Ahora sí, ya tocaba cruzar el Puente de Carlos, aunque antes, estuvimos viendo algunas tiendas de marionetas en la zona que hay justo abajo de él (SHOP Marionety Truhlář). Había algunas increíbles, dignas de admirar. Qué decir del puente que no se haya dicho ya. Es un museo al aire libre y la cantidad de gente que cruza de un lado para otro da miedo. Justo al llegar a la otra orilla, se encuentra la torre del Puente (100 czk, hasta las 22h.), justo la torre que teníamos pensado subir pero preferíamos subir cuando hubiera anochecido y para eso todavía quedaba un rato, así que mañana lo intentaríamos de nuevo (finalmente mañana tampoco iba a ser el día).

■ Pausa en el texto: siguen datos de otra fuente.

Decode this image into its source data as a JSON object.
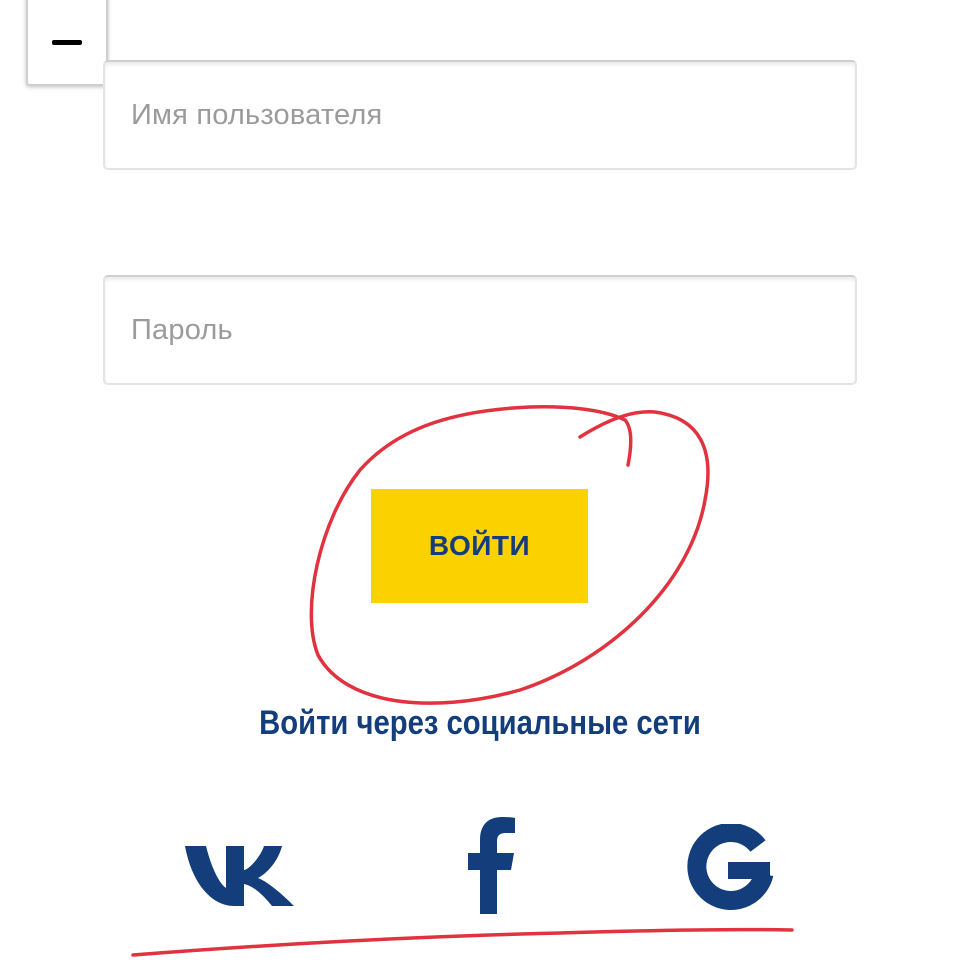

A lo que sí entramos (y no lo teníamos pensado) fue a la Iglesia de San Francisco de Asís. Es gratuita y como en casi todas las iglesias que hemos visto éste viaje, ofrecen conciertos por la tarde para darle más uso (en torno a 15-20€). Justo empezando la calle Karlova, se encuentra el Palacio Colloredo-Mansfeldský. Es un palacio para nada conocido por los turistas y la entrada sólo cuesta 1 czk. Yo tenía bastantes ganas de entrar a verlo, pero cierra a las 18:30h y nosotros llegamos sobre las 19h así que ya estaba cerrado. Una pena.
Seguimos por la calle Karlova, que tenía un ambientazo con muchos bares y sus terrazas, y como hacía muchísima calor nos compramos unos helados en Crème de la Crème (Husova 231/12). Os lo recomiendo totalmente, porque me recordaron mucho a los de Italia. Con los conos en la mano, encaminamos ya hacia la Plaza de la Ciudad Vieja. Impresionante, aunque una pena las obras de la Torre y del Reloj en sí. Aunque también es un punto a favor, que hayan instalado una pantalla donde está el reloj, para que cuando dé las horas en punto puedas ver cómo es su funcionamiento normalmente. Algo es algo. Los otros puntos "calientes" de la plaza son la Iglesia de Tyn y la Iglesia de San Nicolás. Estas dos iglesias tendríamos que dejarlo para mañana, ya que a ésta hora estaban cerradas ya.
Iba anocheciendo poco a poco (¡cuántas horas de luz hay para aprovechar en ésta epoca!) y el plan era acabar el día por la zona de la plaza de Wenceslao. De camino fuimos pasando por el Teatro Estatal para conoceer a la Estatua de la Conciencia, la iglesia de San Gallen (sólo por fuera) y el Palac Lucerna, para así poder comparar la estatua original de Wenceslao y la creada por David Černý.
A estas horas estabamos ya muertos, después de todo un día sin parar y habiendo descansado tan poco, aún así nos obligamos a tomarnos unas cervezas, que nos lo habíamos merecido, aunque sin acompañarla de comida. Ya picaríamos algo en el hotel. El bar elegido fue Restaurace U Pinkasů (Jungmannovo nám. 15/16) que tiene una terraza en un patio de una iglesia. Para llegar allí usamos un atajo y nos metimos por los jardines Franciscanos, tranquilidad total en mitad de lo más turístico de Praga.